The feedback a performer gets either onstage or from listeners calling in represents real-time validation, and Trevelise has been at it long enough to know what is likely to work for audiences at Sarcasm.
He once managed Comedy Works in Philadelphia and a prior incarnation of Sarcasm at the Crowne Plaza in Cherry Hill. He was manager and emcee of Catch A Rising Star at the Hyatt Regency in Princeton. In recent years he has opened for Pat Cooper, Robert Klein, Richard Jeni, Bill Hicks, Gabe Kaplan, Dom Irrera, Marty Allen, Louie Anderson, and Kevin Meany.
Trevelise also worked for Howard Stern when Stern made his fabled incursion from New York City into Philadelphia’s album-oriented rock scene in the 1980s. Chutzpah is a job requirement in comedy and Trevelise certainly knows about that, being an avowed New York Giants football fan as he toils at WIP, a bastion for worshiping Philadelphia Eagles fans. (Such tensions, of course, are often the inspiration for a good laugh. Trevelise jokes that “Invincible,” the 2006 movie, “is the story of an Eagles fan who walks out of a bar and makes the team. What’s amazing is that the Eagles fan actually walked out of the bar.”)
The basic format of an evening at Sarcasm will be familiar to anyone who has entered one of the dozens of comedy nightclubs between New York, Philadelphia, and the Jersey shore in recent memory. There will be up to three comedians for a 90-minute show on a given night, with an emcee getting things started, followed by one or two warm-up acts and then the headliner comic. “We will feature some of the top comedians in the area,” says Trevelise.
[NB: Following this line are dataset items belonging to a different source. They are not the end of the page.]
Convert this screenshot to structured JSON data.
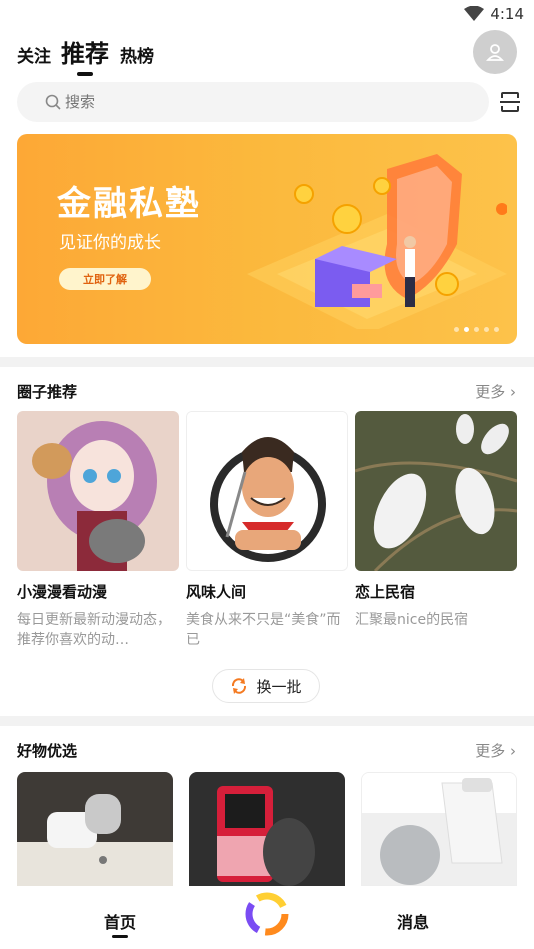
{
  "status": {
    "time": "4:14"
  },
  "top_tabs": {
    "follow": "关注",
    "recommend": "推荐",
    "hot": "热榜"
  },
  "search": {
    "placeholder": "搜索"
  },
  "banner": {
    "title": "金融私塾",
    "subtitle": "见证你的成长",
    "button": "立即了解",
    "page_count": 5,
    "active_page": 2
  },
  "circles": {
    "title": "圈子推荐",
    "more": "更多",
    "items": [
      {
        "title": "小漫漫看动漫",
        "desc": "每日更新最新动漫动态，推荐你喜欢的动…"
      },
      {
        "title": "风味人间",
        "desc": "美食从来不只是“美食”而已"
      },
      {
        "title": "恋上民宿",
        "desc": "汇聚最nice的民宿"
      }
    ],
    "refresh": "换一批"
  },
  "goods": {
    "title": "好物优选",
    "more": "更多"
  },
  "bottom_nav": {
    "home": "首页",
    "messages": "消息"
  },
  "colors": {
    "accent": "#f47a21",
    "banner": "#fbb93d",
    "text_muted": "#999999"
  }
}
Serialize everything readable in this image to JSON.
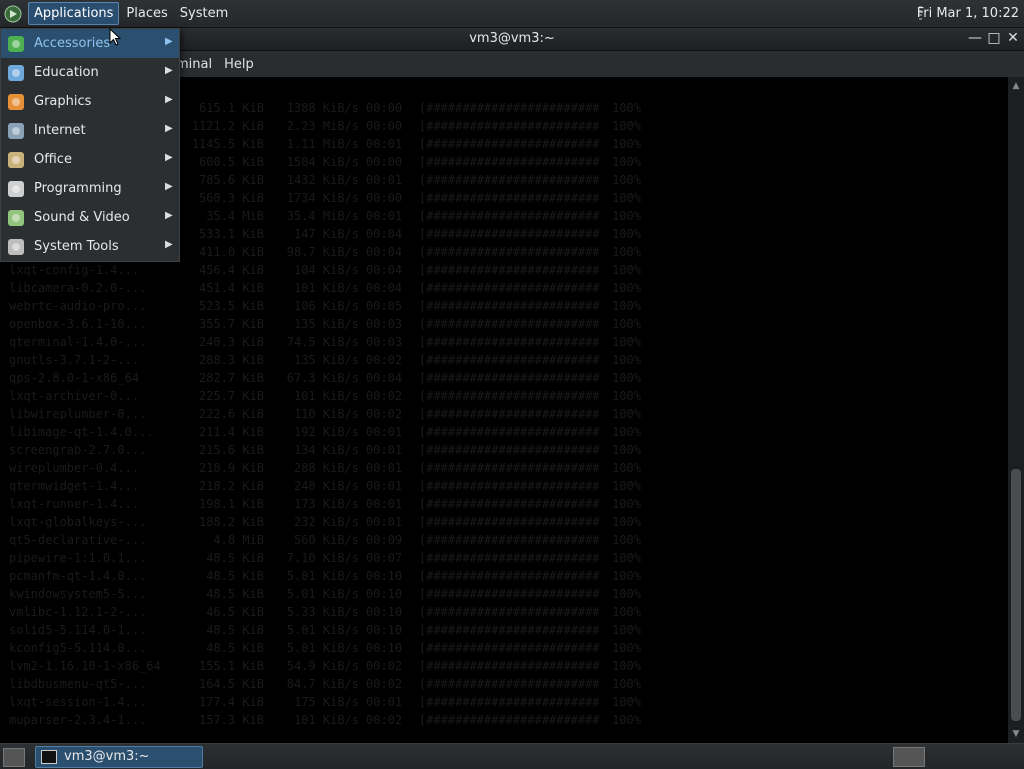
{
  "top_panel": {
    "menus": [
      "Applications",
      "Places",
      "System"
    ],
    "clock": "Fri Mar 1, 10:22"
  },
  "terminal": {
    "title": "vm3@vm3:~",
    "menus": [
      "minal",
      "Help"
    ],
    "lines": [
      {
        "name": "",
        "size": "615.1 KiB",
        "speed": "1388 KiB/s",
        "time": "00:00",
        "pct": "100%"
      },
      {
        "name": "",
        "size": "1121.2 KiB",
        "speed": "2.23 MiB/s",
        "time": "00:00",
        "pct": "100%"
      },
      {
        "name": "",
        "size": "1145.5 KiB",
        "speed": "1.11 MiB/s",
        "time": "00:01",
        "pct": "100%"
      },
      {
        "name": "",
        "size": "600.5 KiB",
        "speed": "1504 KiB/s",
        "time": "00:00",
        "pct": "100%"
      },
      {
        "name": "",
        "size": "785.6 KiB",
        "speed": "1432 KiB/s",
        "time": "00:01",
        "pct": "100%"
      },
      {
        "name": "",
        "size": "560.3 KiB",
        "speed": "1734 KiB/s",
        "time": "00:00",
        "pct": "100%"
      },
      {
        "name": "",
        "size": "35.4 MiB",
        "speed": "35.4 MiB/s",
        "time": "00:01",
        "pct": "100%"
      },
      {
        "name": "",
        "size": "533.1 KiB",
        "speed": "147 KiB/s",
        "time": "00:04",
        "pct": "100%"
      },
      {
        "name": "",
        "size": "411.0 KiB",
        "speed": "98.7 KiB/s",
        "time": "00:04",
        "pct": "100%"
      },
      {
        "name": "lxqt-config-1.4...",
        "size": "456.4 KiB",
        "speed": "104 KiB/s",
        "time": "00:04",
        "pct": "100%"
      },
      {
        "name": "libcamera-0.2.0-...",
        "size": "451.4 KiB",
        "speed": "101 KiB/s",
        "time": "00:04",
        "pct": "100%"
      },
      {
        "name": "webrtc-audio-pro...",
        "size": "523.5 KiB",
        "speed": "106 KiB/s",
        "time": "00:05",
        "pct": "100%"
      },
      {
        "name": "openbox-3.6.1-10...",
        "size": "355.7 KiB",
        "speed": "135 KiB/s",
        "time": "00:03",
        "pct": "100%"
      },
      {
        "name": "qterminal-1.4.0-...",
        "size": "240.3 KiB",
        "speed": "74.5 KiB/s",
        "time": "00:03",
        "pct": "100%"
      },
      {
        "name": "gnutls-3.7.1-2-...",
        "size": "288.3 KiB",
        "speed": "135 KiB/s",
        "time": "00:02",
        "pct": "100%"
      },
      {
        "name": "qps-2.8.0-1-x86_64",
        "size": "282.7 KiB",
        "speed": "67.3 KiB/s",
        "time": "00:04",
        "pct": "100%"
      },
      {
        "name": "lxqt-archiver-0...",
        "size": "225.7 KiB",
        "speed": "101 KiB/s",
        "time": "00:02",
        "pct": "100%"
      },
      {
        "name": "libwireplumber-0...",
        "size": "222.6 KiB",
        "speed": "110 KiB/s",
        "time": "00:02",
        "pct": "100%"
      },
      {
        "name": "libimage-qt-1.4.0...",
        "size": "211.4 KiB",
        "speed": "192 KiB/s",
        "time": "00:01",
        "pct": "100%"
      },
      {
        "name": "screengrab-2.7.0...",
        "size": "215.6 KiB",
        "speed": "134 KiB/s",
        "time": "00:01",
        "pct": "100%"
      },
      {
        "name": "wireplumber-0.4...",
        "size": "218.9 KiB",
        "speed": "288 KiB/s",
        "time": "00:01",
        "pct": "100%"
      },
      {
        "name": "qtermwidget-1.4...",
        "size": "218.2 KiB",
        "speed": "248 KiB/s",
        "time": "00:01",
        "pct": "100%"
      },
      {
        "name": "lxqt-runner-1.4...",
        "size": "198.1 KiB",
        "speed": "173 KiB/s",
        "time": "00:01",
        "pct": "100%"
      },
      {
        "name": "lxqt-globalkeys-...",
        "size": "188.2 KiB",
        "speed": "232 KiB/s",
        "time": "00:01",
        "pct": "100%"
      },
      {
        "name": "qt5-declarative-...",
        "size": "4.8 MiB",
        "speed": "560 KiB/s",
        "time": "00:09",
        "pct": "100%"
      },
      {
        "name": "pipewire-1:1.0.1...",
        "size": "48.5 KiB",
        "speed": "7.10 KiB/s",
        "time": "00:07",
        "pct": "100%"
      },
      {
        "name": "pcmanfm-qt-1.4.0...",
        "size": "48.5 KiB",
        "speed": "5.01 KiB/s",
        "time": "00:10",
        "pct": "100%"
      },
      {
        "name": "kwindowsystem5-5...",
        "size": "48.5 KiB",
        "speed": "5.01 KiB/s",
        "time": "00:10",
        "pct": "100%"
      },
      {
        "name": "vmlibc-1.12.1-2-...",
        "size": "46.5 KiB",
        "speed": "5.33 KiB/s",
        "time": "00:10",
        "pct": "100%"
      },
      {
        "name": "solid5-5.114.0-1...",
        "size": "48.5 KiB",
        "speed": "5.01 KiB/s",
        "time": "00:10",
        "pct": "100%"
      },
      {
        "name": "kconfig5-5.114.0...",
        "size": "48.5 KiB",
        "speed": "5.01 KiB/s",
        "time": "00:10",
        "pct": "100%"
      },
      {
        "name": "lvm2-1.16.10-1-x86_64",
        "size": "155.1 KiB",
        "speed": "54.9 KiB/s",
        "time": "00:02",
        "pct": "100%"
      },
      {
        "name": "libdbusmenu-qt5-...",
        "size": "164.5 KiB",
        "speed": "84.7 KiB/s",
        "time": "00:02",
        "pct": "100%"
      },
      {
        "name": "lxqt-session-1.4...",
        "size": "177.4 KiB",
        "speed": "175 KiB/s",
        "time": "00:01",
        "pct": "100%"
      },
      {
        "name": "muparser-2.3.4-1...",
        "size": "157.3 KiB",
        "speed": "101 KiB/s",
        "time": "00:02",
        "pct": "100%"
      }
    ]
  },
  "apps_menu": {
    "items": [
      {
        "label": "Accessories",
        "icon": "accessories-icon",
        "color": "#4caf50"
      },
      {
        "label": "Education",
        "icon": "education-icon",
        "color": "#6fa8dc"
      },
      {
        "label": "Graphics",
        "icon": "graphics-icon",
        "color": "#e69138"
      },
      {
        "label": "Internet",
        "icon": "internet-icon",
        "color": "#8aa2b6"
      },
      {
        "label": "Office",
        "icon": "office-icon",
        "color": "#c9b27a"
      },
      {
        "label": "Programming",
        "icon": "programming-icon",
        "color": "#cfcfcf"
      },
      {
        "label": "Sound & Video",
        "icon": "sound-video-icon",
        "color": "#93c47d"
      },
      {
        "label": "System Tools",
        "icon": "system-tools-icon",
        "color": "#bdbdbd"
      }
    ]
  },
  "taskbar": {
    "window_label": "vm3@vm3:~"
  },
  "colors": {
    "accent": "#2b4f6f",
    "menu_highlight_text": "#8fc2ee"
  }
}
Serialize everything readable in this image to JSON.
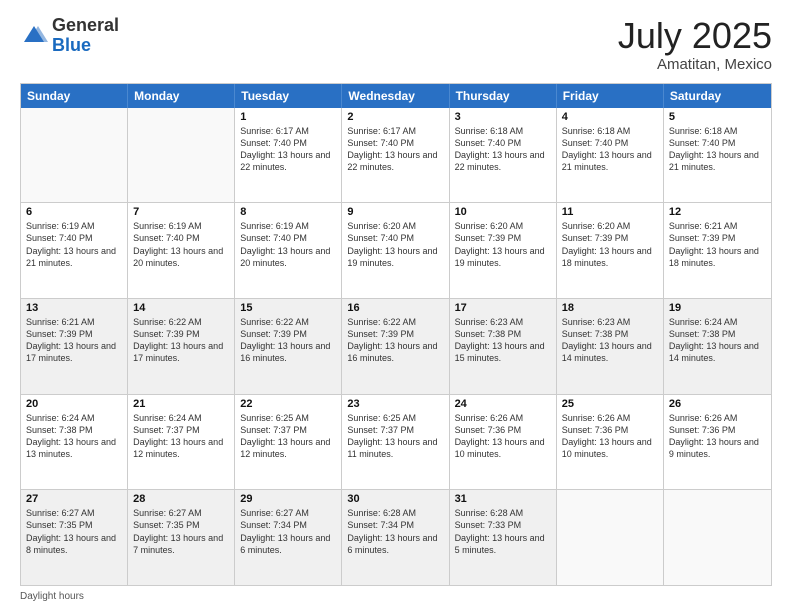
{
  "header": {
    "logo": {
      "general": "General",
      "blue": "Blue"
    },
    "title": "July 2025",
    "location": "Amatitan, Mexico"
  },
  "weekdays": [
    "Sunday",
    "Monday",
    "Tuesday",
    "Wednesday",
    "Thursday",
    "Friday",
    "Saturday"
  ],
  "footer": "Daylight hours",
  "weeks": [
    [
      {
        "day": "",
        "info": "",
        "empty": true
      },
      {
        "day": "",
        "info": "",
        "empty": true
      },
      {
        "day": "1",
        "info": "Sunrise: 6:17 AM\nSunset: 7:40 PM\nDaylight: 13 hours and 22 minutes."
      },
      {
        "day": "2",
        "info": "Sunrise: 6:17 AM\nSunset: 7:40 PM\nDaylight: 13 hours and 22 minutes."
      },
      {
        "day": "3",
        "info": "Sunrise: 6:18 AM\nSunset: 7:40 PM\nDaylight: 13 hours and 22 minutes."
      },
      {
        "day": "4",
        "info": "Sunrise: 6:18 AM\nSunset: 7:40 PM\nDaylight: 13 hours and 21 minutes."
      },
      {
        "day": "5",
        "info": "Sunrise: 6:18 AM\nSunset: 7:40 PM\nDaylight: 13 hours and 21 minutes."
      }
    ],
    [
      {
        "day": "6",
        "info": "Sunrise: 6:19 AM\nSunset: 7:40 PM\nDaylight: 13 hours and 21 minutes."
      },
      {
        "day": "7",
        "info": "Sunrise: 6:19 AM\nSunset: 7:40 PM\nDaylight: 13 hours and 20 minutes."
      },
      {
        "day": "8",
        "info": "Sunrise: 6:19 AM\nSunset: 7:40 PM\nDaylight: 13 hours and 20 minutes."
      },
      {
        "day": "9",
        "info": "Sunrise: 6:20 AM\nSunset: 7:40 PM\nDaylight: 13 hours and 19 minutes."
      },
      {
        "day": "10",
        "info": "Sunrise: 6:20 AM\nSunset: 7:39 PM\nDaylight: 13 hours and 19 minutes."
      },
      {
        "day": "11",
        "info": "Sunrise: 6:20 AM\nSunset: 7:39 PM\nDaylight: 13 hours and 18 minutes."
      },
      {
        "day": "12",
        "info": "Sunrise: 6:21 AM\nSunset: 7:39 PM\nDaylight: 13 hours and 18 minutes."
      }
    ],
    [
      {
        "day": "13",
        "info": "Sunrise: 6:21 AM\nSunset: 7:39 PM\nDaylight: 13 hours and 17 minutes.",
        "shaded": true
      },
      {
        "day": "14",
        "info": "Sunrise: 6:22 AM\nSunset: 7:39 PM\nDaylight: 13 hours and 17 minutes.",
        "shaded": true
      },
      {
        "day": "15",
        "info": "Sunrise: 6:22 AM\nSunset: 7:39 PM\nDaylight: 13 hours and 16 minutes.",
        "shaded": true
      },
      {
        "day": "16",
        "info": "Sunrise: 6:22 AM\nSunset: 7:39 PM\nDaylight: 13 hours and 16 minutes.",
        "shaded": true
      },
      {
        "day": "17",
        "info": "Sunrise: 6:23 AM\nSunset: 7:38 PM\nDaylight: 13 hours and 15 minutes.",
        "shaded": true
      },
      {
        "day": "18",
        "info": "Sunrise: 6:23 AM\nSunset: 7:38 PM\nDaylight: 13 hours and 14 minutes.",
        "shaded": true
      },
      {
        "day": "19",
        "info": "Sunrise: 6:24 AM\nSunset: 7:38 PM\nDaylight: 13 hours and 14 minutes.",
        "shaded": true
      }
    ],
    [
      {
        "day": "20",
        "info": "Sunrise: 6:24 AM\nSunset: 7:38 PM\nDaylight: 13 hours and 13 minutes."
      },
      {
        "day": "21",
        "info": "Sunrise: 6:24 AM\nSunset: 7:37 PM\nDaylight: 13 hours and 12 minutes."
      },
      {
        "day": "22",
        "info": "Sunrise: 6:25 AM\nSunset: 7:37 PM\nDaylight: 13 hours and 12 minutes."
      },
      {
        "day": "23",
        "info": "Sunrise: 6:25 AM\nSunset: 7:37 PM\nDaylight: 13 hours and 11 minutes."
      },
      {
        "day": "24",
        "info": "Sunrise: 6:26 AM\nSunset: 7:36 PM\nDaylight: 13 hours and 10 minutes."
      },
      {
        "day": "25",
        "info": "Sunrise: 6:26 AM\nSunset: 7:36 PM\nDaylight: 13 hours and 10 minutes."
      },
      {
        "day": "26",
        "info": "Sunrise: 6:26 AM\nSunset: 7:36 PM\nDaylight: 13 hours and 9 minutes."
      }
    ],
    [
      {
        "day": "27",
        "info": "Sunrise: 6:27 AM\nSunset: 7:35 PM\nDaylight: 13 hours and 8 minutes.",
        "shaded": true
      },
      {
        "day": "28",
        "info": "Sunrise: 6:27 AM\nSunset: 7:35 PM\nDaylight: 13 hours and 7 minutes.",
        "shaded": true
      },
      {
        "day": "29",
        "info": "Sunrise: 6:27 AM\nSunset: 7:34 PM\nDaylight: 13 hours and 6 minutes.",
        "shaded": true
      },
      {
        "day": "30",
        "info": "Sunrise: 6:28 AM\nSunset: 7:34 PM\nDaylight: 13 hours and 6 minutes.",
        "shaded": true
      },
      {
        "day": "31",
        "info": "Sunrise: 6:28 AM\nSunset: 7:33 PM\nDaylight: 13 hours and 5 minutes.",
        "shaded": true
      },
      {
        "day": "",
        "info": "",
        "empty": true,
        "shaded": false
      },
      {
        "day": "",
        "info": "",
        "empty": true,
        "shaded": false
      }
    ]
  ]
}
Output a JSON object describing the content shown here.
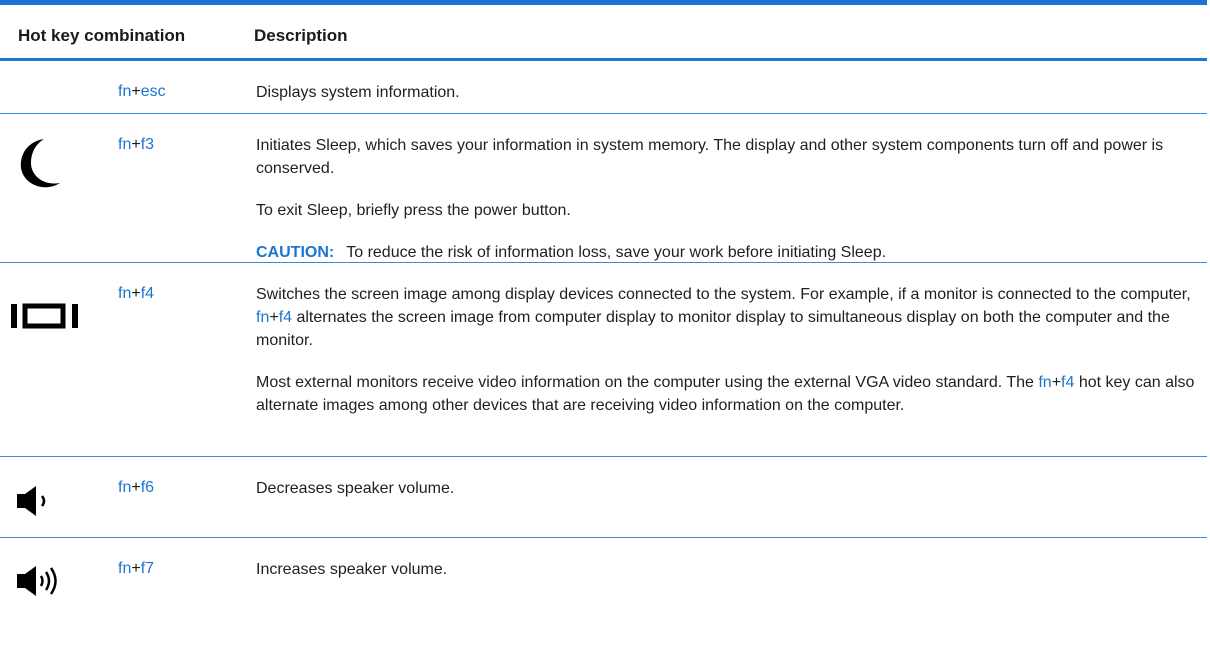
{
  "header": {
    "col_combination": "Hot key combination",
    "col_description": "Description"
  },
  "rows": [
    {
      "icon": "none",
      "key1": "fn",
      "plus": "+",
      "key2": "esc",
      "desc": [
        "Displays system information."
      ]
    },
    {
      "icon": "sleep-moon-icon",
      "key1": "fn",
      "plus": "+",
      "key2": "f3",
      "desc": [
        "Initiates Sleep, which saves your information in system memory. The display and other system components turn off and power is conserved.",
        "To exit Sleep, briefly press the power button."
      ],
      "caution_label": "CAUTION:",
      "caution_text": "To reduce the risk of information loss, save your work before initiating Sleep."
    },
    {
      "icon": "switch-display-icon",
      "key1": "fn",
      "plus": "+",
      "key2": "f4",
      "desc_p1_a": "Switches the screen image among display devices connected to the system. For example, if a monitor is connected to the computer, ",
      "desc_p1_k1": "fn",
      "desc_p1_plus": "+",
      "desc_p1_k2": "f4",
      "desc_p1_b": " alternates the screen image from computer display to monitor display to simultaneous display on both the computer and the monitor.",
      "desc_p2_a": "Most external monitors receive video information on the computer using the external VGA video standard. The ",
      "desc_p2_k1": "fn",
      "desc_p2_plus": "+",
      "desc_p2_k2": "f4",
      "desc_p2_b": " hot key can also alternate images among other devices that are receiving video information on the computer."
    },
    {
      "icon": "volume-down-icon",
      "key1": "fn",
      "plus": "+",
      "key2": "f6",
      "desc": [
        "Decreases speaker volume."
      ]
    },
    {
      "icon": "volume-up-icon",
      "key1": "fn",
      "plus": "+",
      "key2": "f7",
      "desc": [
        "Increases speaker volume."
      ]
    }
  ],
  "colors": {
    "accent": "#1b75d3",
    "text": "#1f1f1f",
    "icon": "#000000"
  }
}
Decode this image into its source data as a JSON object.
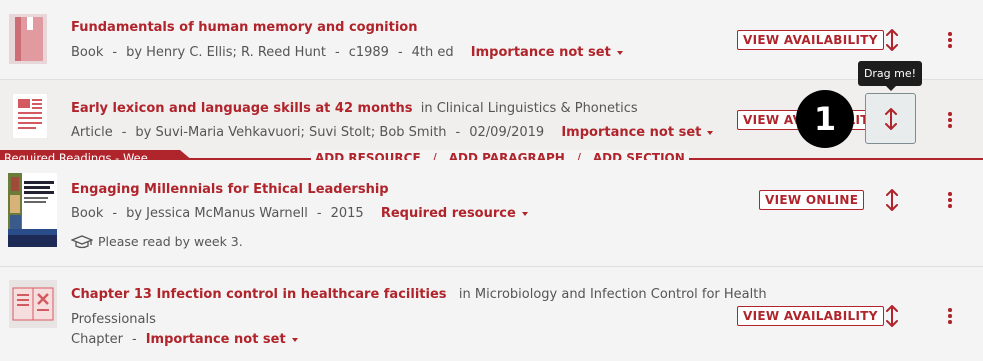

For those who wonder whether anyone can become a comic, Sarcasm also offers a comedy school, with the next class beginning Monday, January 26, and continuing one night a week for four weeks. “We will teach anyone who comes,” Trevelise says. “We teach writing jokes, taking your life story and turning it into comedy, and the business end.” The course concludes with a graduation show with students awarded a DVD of their performances.
“I definitely think anyone can learn to become a comic,” he says. “There’s something in you that’s not in anyone else, and once we unleash that sense of humor, you never know what can happen.” That is no joke.
Ryan Maher and Eric Potts, Sarcasm Comedy Club, Tavern on the Lake, 101 North Main Street, Hightstown. A former professional wrestling personality and a former police officer present comedy. Friday, January 3, 8 p.m. $20. Food available. sarcasmcomedy.com.
Just in case you can’t find anywhere to go on New Year’s Eve, let us tell you about the man who ended up at the bar at a big New Year’s Eve blast at the Hyatt. He sat alone at the bar fixated on his drink. He stayed like that for nearly an hour. Finally one of the rowdy guys a few seats away came up to him, grabbed the drink, and gulped it all down.
The sad sack guy started crying. “Hey buddy,” the rowdy guy said. “I was just having some fun — let me buy you another drink. Have some fun with me and my buddies. It’s New Year’s Eve.”
“No, you don’t understand,” the sad sack says. “This has been the worst day of my life. I was late to the office and my boss fired me. Then I went to get my car and it was stolen from the parking garage. I had to get a cab to take me home and I left my wallet and credit cards in the back seat. When I got home I discovered my wife in bed with a repairman. So I took off and came to the bar. And here I am hell bent on killing myself, and then you come over and drink my poison.”